Só 9% dos PMs usam câmera corporal; 3 estados concentram 92% das máquinas
Forças policiais mais numerosas do país, as polícias militares têm, somadas, um déficit de 179.591 agentes. Já as polícias civis, que têm as atribuições de investigar crimes, fazer perícia e indiciar suspeitos, funcionam com 55.244 servidores a menos do que o previsto.
Isso significa que as duas forças operam, respectivamente, com ocupação de 69,3% e 63% das vagas previstas, segundo informações das corporações dos estados e do Distrito Federal. Ao todo, o país tem 404.871 PMs e 95.908 policiais civis.
É o que mostram dados do Raio-x das Forças de Segurança Pública no Brasil, divulgados nesta terça-feira (27) pelo Fórum Brasileiro de Segurança Pública. As informações correspondem às previsões de 2022 e aos efetivos em 2023.
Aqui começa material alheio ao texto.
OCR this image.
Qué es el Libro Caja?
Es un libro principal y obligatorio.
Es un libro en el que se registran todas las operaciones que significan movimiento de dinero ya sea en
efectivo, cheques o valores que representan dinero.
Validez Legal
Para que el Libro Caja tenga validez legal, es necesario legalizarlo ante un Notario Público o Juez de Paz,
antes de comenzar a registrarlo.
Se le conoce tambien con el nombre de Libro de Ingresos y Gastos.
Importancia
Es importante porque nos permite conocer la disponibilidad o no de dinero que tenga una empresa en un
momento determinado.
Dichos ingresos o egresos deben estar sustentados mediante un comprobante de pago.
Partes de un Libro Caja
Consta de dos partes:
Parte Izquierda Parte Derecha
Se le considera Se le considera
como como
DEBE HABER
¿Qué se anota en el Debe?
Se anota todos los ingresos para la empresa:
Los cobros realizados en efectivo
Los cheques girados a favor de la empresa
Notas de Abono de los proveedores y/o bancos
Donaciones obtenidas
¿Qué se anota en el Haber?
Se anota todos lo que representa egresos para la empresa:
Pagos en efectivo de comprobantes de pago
Os números de déficit foram informados por cada corporação ao Fórum —não há padronização nos cálculos de efetivo, nem na definição de qual seria o número ideal de agentes.
Considerando o efetivo das polícias civis, o déficit na ocupação de vagas previstas é mais acentuado na Paraíba (23,8%), no Rio Grande do Norte (30,3%) e em Alagoas (39%).
Já em relação às polícias militares, as ocupações mais baixas de postos previstos são de Goiás (35,7%), Amapá (39,2%) e Santa Catarina (46,1%).
Ainda, houve queda de 6,8% no número de postos ocupados nas polícias militares desde 2013, considerando a média nacional. A redução foi registrada em 17 unidades federativas, liderada por Distrito Federal (31,5%), Rio Grande do Sul (22,5%) e Paraná (19,4%).
As reduções no efetivo ao longo do tempo podem ser explicadas, segundo o diretor-presidente do Fórum, Renato Sérgio de Lima, pela pressão de custos.
“A previdência tem um impacto muito grande em termos quantitativos, são mais de 352 mil policiais aposentados nos estados e no DF. Então você não consegue fazer concurso para substituir.”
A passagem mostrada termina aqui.